Vanity Fair: The film begins with your narration—“Let me tell you something about hip-hop, myth, and attraction. About suicide capitalists who happen to be in their teens.” It’s beautiful.

Hampton dream: That’s from one Jay-Z part that I did for Vibe. The actual line was “Let me tell you something about drug dealers” and I changed it to “hip-hop.” It was Jay-Z’s second album, and I did a piece of work, probably one of the best pieces of work I’ve ever written, for Vibe magazine titled “Life”.

I kept getting feedback from the first round that people needed more of me in it—like, that’s not the vision I had. I think most of it will be Vérité; I don’t want to walk and talk. I don’t want to over-explain Black people to non-Black audiences, or even explain hip-hop to non-hip-hop audiences. We’re trying to figure out how to do better [voice-over]. My editor, David Feinberg, who didn’t know me back then or as a writer, went to dreamhampton.com and read my work, and it was him and my other producer, Salome [Hralima]—they were the ones who said, “Let’s mix up your writing.” That wasn’t even my idea. The written word existed and it was amazing how it overlapped.

What was the process behind gathering all the footage and piecing together a story?

All come in two boxes. Back in ’93, I was a film student at NYU. So over the course of my writing career, I would say I’ve spent more and more time organizing, like as a grassroots organizer in the ’90s, than as a writer. I’ve never written that much, but I’ve always been a filmmaker. This is kind of proof of that.

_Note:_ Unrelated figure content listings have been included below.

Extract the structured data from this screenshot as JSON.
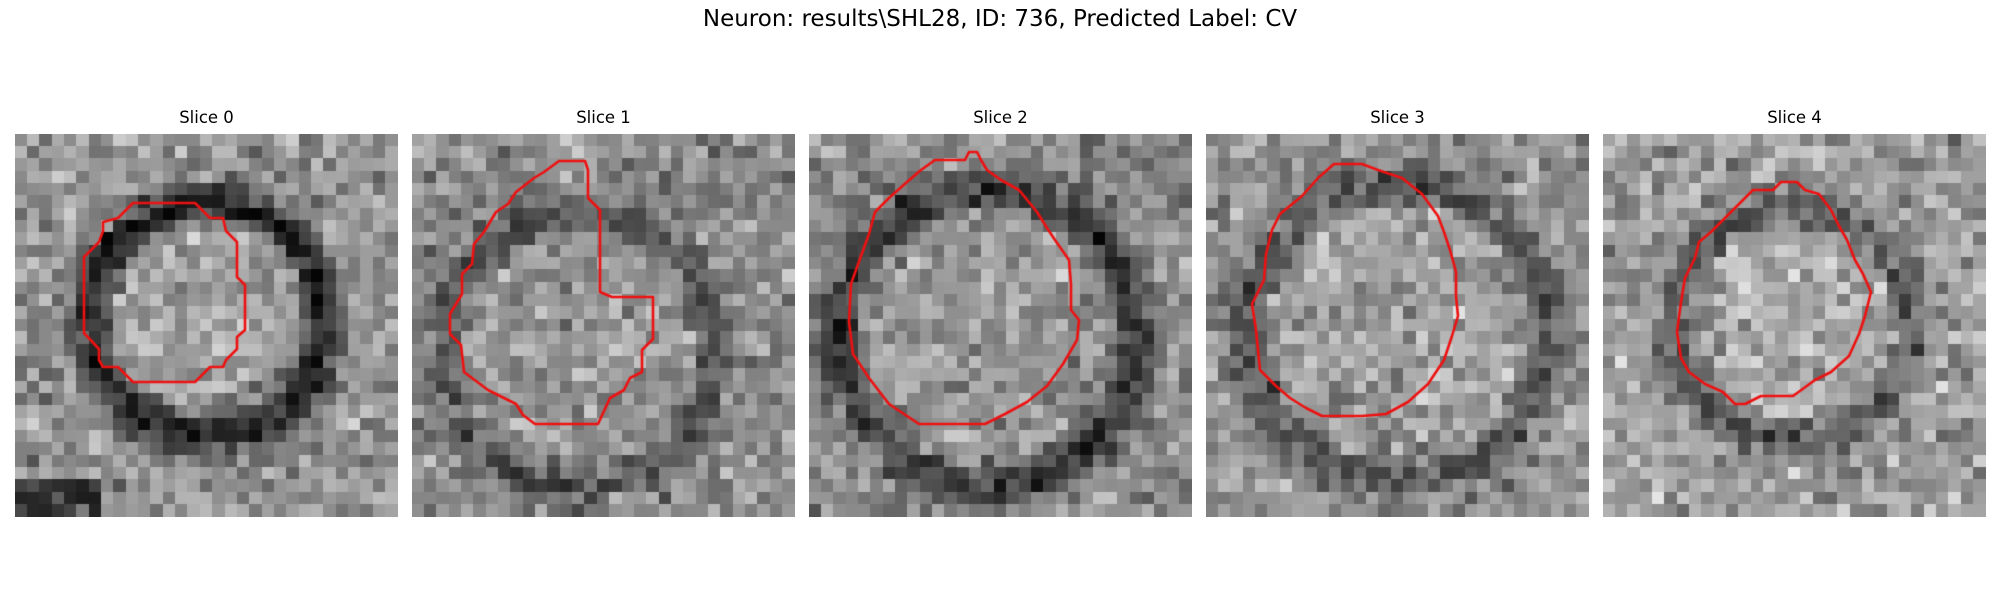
{
  "figure": {
    "title": "Neuron: results\\SHL28, ID: 736, Predicted Label: CV"
  },
  "panels": [
    {
      "title": "Slice 0"
    },
    {
      "title": "Slice 1"
    },
    {
      "title": "Slice 2"
    },
    {
      "title": "Slice 3"
    },
    {
      "title": "Slice 4"
    }
  ],
  "colors": {
    "contour": "#ee1111",
    "background": "#ffffff"
  }
}
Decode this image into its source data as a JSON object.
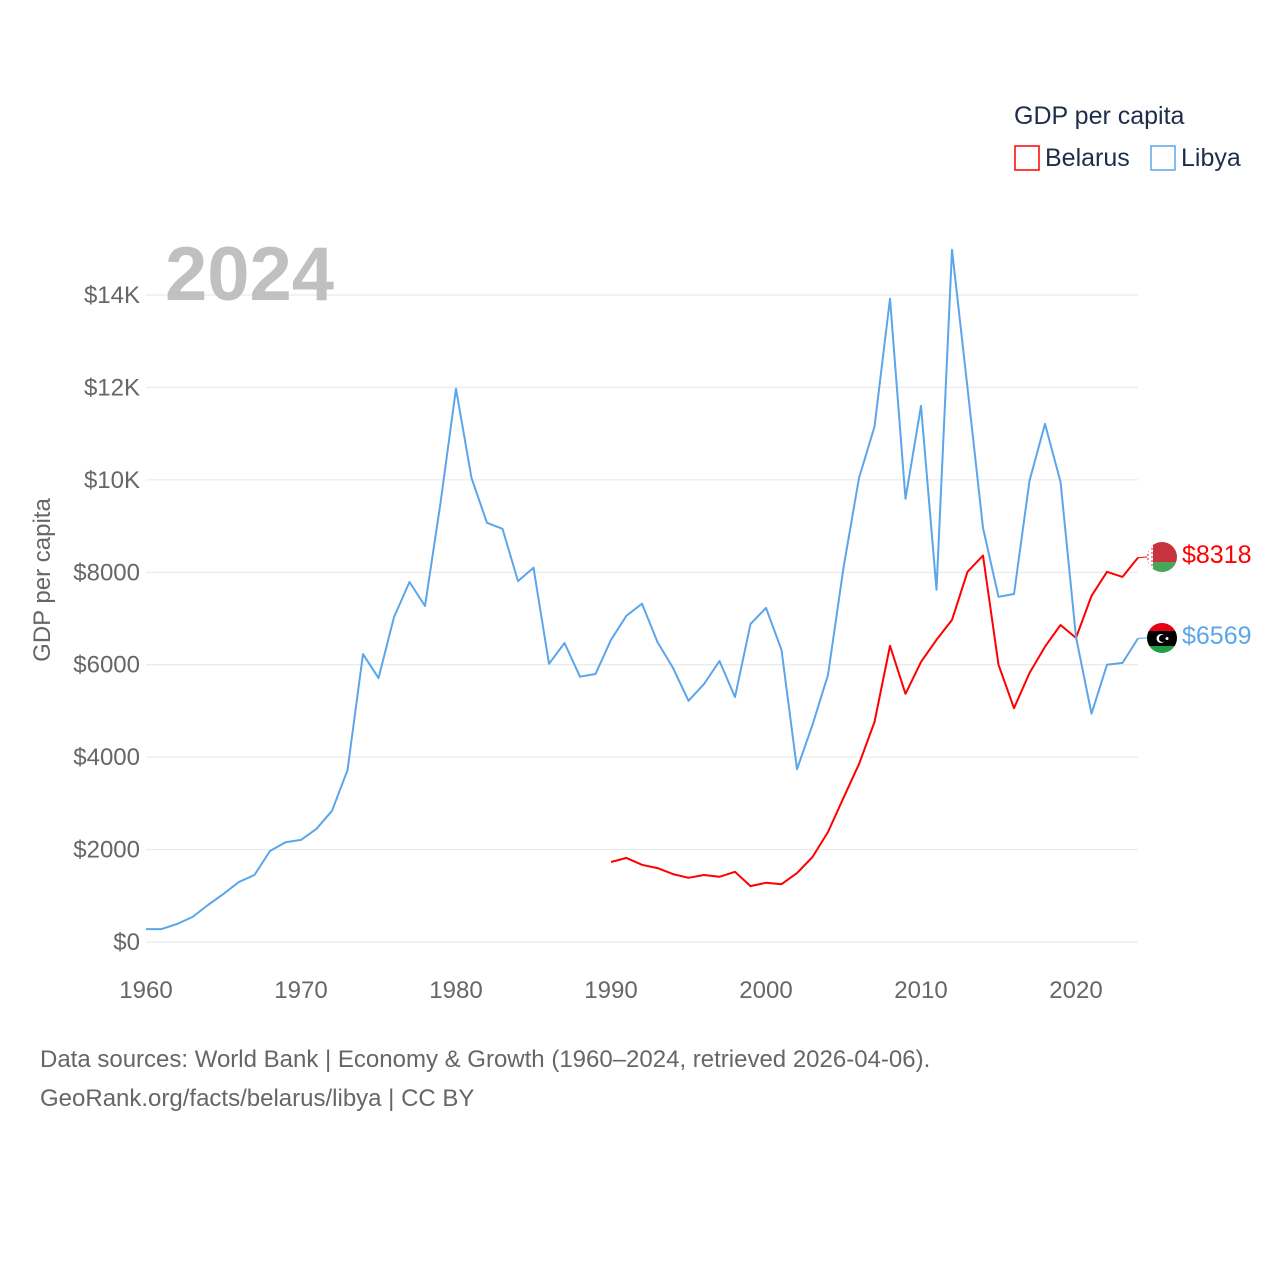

I had this footage from this class that I took while making the documentary, and it was all in a box. At that moment I made up my mind—I abandoned the project for all sorts of reasons. I grew up and hip-hop wasn’t, and that happened very early on. Certainly at the time Biggie was killed, in 1997, I was in my late 20s; I am a mother; I didn’t even listen Scores [Fugees’ 1996 album]. That’s why I don’t like hip-hop. Everything is placed in just these two boxes. Of course I knew I had the Biggie footage; I’ve licensed some of that before. But I forgot I shot Guru; I know I have to spy—I completely remember that. But there are so many things I forgot I had.

The film focuses on what some might describe as the golden era of hip-hop. Is there any specific reason for that?